Some plants take pruning and cutting without any bother, especially those that can be used as hedges. Our fuchsias, hawthorn, pyracantha, and flowering currants are clipped regularly and are forming a mixed hedge in the front garden.


Hawthorn prunings


Unhappy Acer

I love the idea of a specimen large shrub or small tree in the front garden. We decided that the ideal candidate would be an acer, with delicate foliage from spring to autumn, magnificent autumn colour and an intricate bare shape in winter.

We bought a lovely Japanese Maple Acer palmatum ‘Orange Dream’ with beautifully decorative leaves, their red/orange tips fading to yellow then green, and intense autumn colour. It is small, growing to under five feet, good for a small front space, it is frost hardy in the ground and happy to grow in sun or semi-shade. So far so good.

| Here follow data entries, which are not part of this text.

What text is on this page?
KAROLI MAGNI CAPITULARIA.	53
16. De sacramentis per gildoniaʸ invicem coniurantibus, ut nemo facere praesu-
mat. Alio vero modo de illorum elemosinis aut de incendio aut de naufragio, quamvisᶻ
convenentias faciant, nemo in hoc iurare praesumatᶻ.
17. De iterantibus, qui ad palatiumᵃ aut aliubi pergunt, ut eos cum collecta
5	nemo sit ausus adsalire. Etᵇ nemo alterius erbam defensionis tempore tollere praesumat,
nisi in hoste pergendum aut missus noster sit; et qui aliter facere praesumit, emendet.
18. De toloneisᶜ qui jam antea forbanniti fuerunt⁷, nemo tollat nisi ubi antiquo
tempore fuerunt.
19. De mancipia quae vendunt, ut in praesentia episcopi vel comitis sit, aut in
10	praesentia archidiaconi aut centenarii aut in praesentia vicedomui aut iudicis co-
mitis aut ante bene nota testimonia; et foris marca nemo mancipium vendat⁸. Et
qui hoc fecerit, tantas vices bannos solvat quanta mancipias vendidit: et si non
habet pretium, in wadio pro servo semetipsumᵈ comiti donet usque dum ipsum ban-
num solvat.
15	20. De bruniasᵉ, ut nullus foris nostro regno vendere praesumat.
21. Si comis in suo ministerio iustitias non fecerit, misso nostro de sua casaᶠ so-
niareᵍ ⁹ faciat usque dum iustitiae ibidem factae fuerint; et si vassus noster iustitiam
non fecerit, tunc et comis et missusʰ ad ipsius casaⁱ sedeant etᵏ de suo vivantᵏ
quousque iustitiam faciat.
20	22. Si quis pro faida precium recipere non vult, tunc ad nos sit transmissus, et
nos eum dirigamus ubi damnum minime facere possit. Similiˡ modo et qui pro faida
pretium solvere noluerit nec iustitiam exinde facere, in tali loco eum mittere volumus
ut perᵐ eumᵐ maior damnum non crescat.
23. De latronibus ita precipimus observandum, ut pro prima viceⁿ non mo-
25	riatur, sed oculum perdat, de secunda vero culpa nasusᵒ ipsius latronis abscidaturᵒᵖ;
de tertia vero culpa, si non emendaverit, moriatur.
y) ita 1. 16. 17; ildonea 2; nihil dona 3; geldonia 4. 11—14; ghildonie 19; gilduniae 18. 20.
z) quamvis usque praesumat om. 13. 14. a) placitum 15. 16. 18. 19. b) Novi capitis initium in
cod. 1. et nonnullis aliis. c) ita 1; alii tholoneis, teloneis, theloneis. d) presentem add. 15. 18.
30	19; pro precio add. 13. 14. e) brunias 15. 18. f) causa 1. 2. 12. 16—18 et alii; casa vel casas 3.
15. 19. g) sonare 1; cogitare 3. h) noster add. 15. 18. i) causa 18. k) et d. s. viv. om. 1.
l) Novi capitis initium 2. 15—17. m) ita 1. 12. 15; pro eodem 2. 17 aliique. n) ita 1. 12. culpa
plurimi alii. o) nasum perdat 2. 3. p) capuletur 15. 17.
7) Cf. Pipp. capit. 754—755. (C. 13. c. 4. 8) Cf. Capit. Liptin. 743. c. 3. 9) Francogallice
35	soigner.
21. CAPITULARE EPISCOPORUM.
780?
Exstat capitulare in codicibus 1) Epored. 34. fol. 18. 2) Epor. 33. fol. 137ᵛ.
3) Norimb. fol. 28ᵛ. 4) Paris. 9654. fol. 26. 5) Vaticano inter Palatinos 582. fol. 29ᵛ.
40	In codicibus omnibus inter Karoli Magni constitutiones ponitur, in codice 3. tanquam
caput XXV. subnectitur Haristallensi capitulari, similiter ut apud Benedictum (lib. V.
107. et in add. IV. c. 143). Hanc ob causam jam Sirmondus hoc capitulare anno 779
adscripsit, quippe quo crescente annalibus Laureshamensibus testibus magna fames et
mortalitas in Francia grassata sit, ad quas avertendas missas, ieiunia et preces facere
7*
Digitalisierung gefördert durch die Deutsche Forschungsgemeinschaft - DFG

We planted it confidently in our north-facing front garden. It looked well in the beginning, but it hated the spot, it got cold and shivery from the wind and its lovely red tips got wind burn. We left it for two seasons in the hope that it would acclimatize, but it was so unhappy that we felt bad every time we passed it.

In the winter of the second season we dug it up and transported it carefully to the back garden where we placed it next to the holly. Here in the holly’s strong embrace it is growing happily, sheltered from the cold winds. It is now about eight feet tall as we’ve never pruned it, it brings light to that corner and it is magnificent in the fall.

The front garden location has proved more difficult to find a suitable shrub for. We placed a small crab apple tree there, but in spite of its toughness it was not happy either, so it now resides with the other fruit trees in the back. The Witch Hazel that has been in the space for about eight years seems to be dealing with the uncongenial conditions. It is starkly bare in winter, producing delicate pale yellow flowers in January and February when the rest of the garden looks as if it will never see growth again.